Qué bonito suena la frase “músicos de Dios”; qué bonito queda para alzar la imagen de todo aquel que pone su música al Señor; qué bonito es todo de cara al público. Sin embargo, ¿alguien piensa que todo realmente es así? Pues posiblemente sí, de hecho, en la mayoría de los casos, ser músico de Dios es algo tan bonito como emocionante que cada vez son más los que se suman a este colectivo. Muchas noches de ensayo, muchas actuaciones, muchas alegrías y algunos cabreos, muchas amistades y cientos de momentos que siempre quedarán en el recuerdo de todos y de uno mismo. Ser músico de nuestra Semana Santa implica compromiso y respeto hacia los demás, nuestros propios compañeros como hacia los compañeros de otras formaciones.

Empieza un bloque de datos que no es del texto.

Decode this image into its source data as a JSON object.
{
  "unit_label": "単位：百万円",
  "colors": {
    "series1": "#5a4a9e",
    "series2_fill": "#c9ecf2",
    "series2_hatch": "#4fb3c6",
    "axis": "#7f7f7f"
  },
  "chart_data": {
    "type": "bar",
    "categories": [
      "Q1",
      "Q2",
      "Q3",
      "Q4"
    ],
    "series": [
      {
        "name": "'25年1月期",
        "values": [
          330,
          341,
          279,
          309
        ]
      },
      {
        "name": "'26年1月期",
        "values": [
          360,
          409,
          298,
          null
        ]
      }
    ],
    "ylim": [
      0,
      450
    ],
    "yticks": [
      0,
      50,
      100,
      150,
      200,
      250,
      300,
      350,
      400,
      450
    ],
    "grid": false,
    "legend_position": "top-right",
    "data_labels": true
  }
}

Una vez visto la que podría ser la realidad que todos queremos, siempre hay algunos aspectos que, como todo en la vida, hacen que haya personas que ensucian todo esto. E insisto una vez más con algo que siempre he defendido: la minoría, aunque parezca ser mayoría por el ruido que hacen, no dejan de ser una simple minoría. Y de esto, en las grandes ciudades, en algunas más que otras, van sobrados. Sigo sin entender como hay personas que critican a otros hermanos músicos por tener algo que ellos no tienen; algo que, mediante esfuerzo, trabajo y la libre elección de hermandad, hermanos y quienes sean, han elegido para ser su música. Sigo sin entender como en algunas ciudades, las formaciones musicales que no son de la propia ciudad, no son bien vistas y por ello son criticadas. Qué casualidad, que la música de la ciudad va a los pueblos a llenarse los bolsillos de miles de euros, por algo se llamará… en fin. 

Cuando todos pongan de su parte, todo será más bonito y todo seguirá su curso. Mediante el sectarismo, el fanatismo y la falsa calidad y postureo, no se llegará a nada; bueno sí, a que la realidad de todo se demuestre.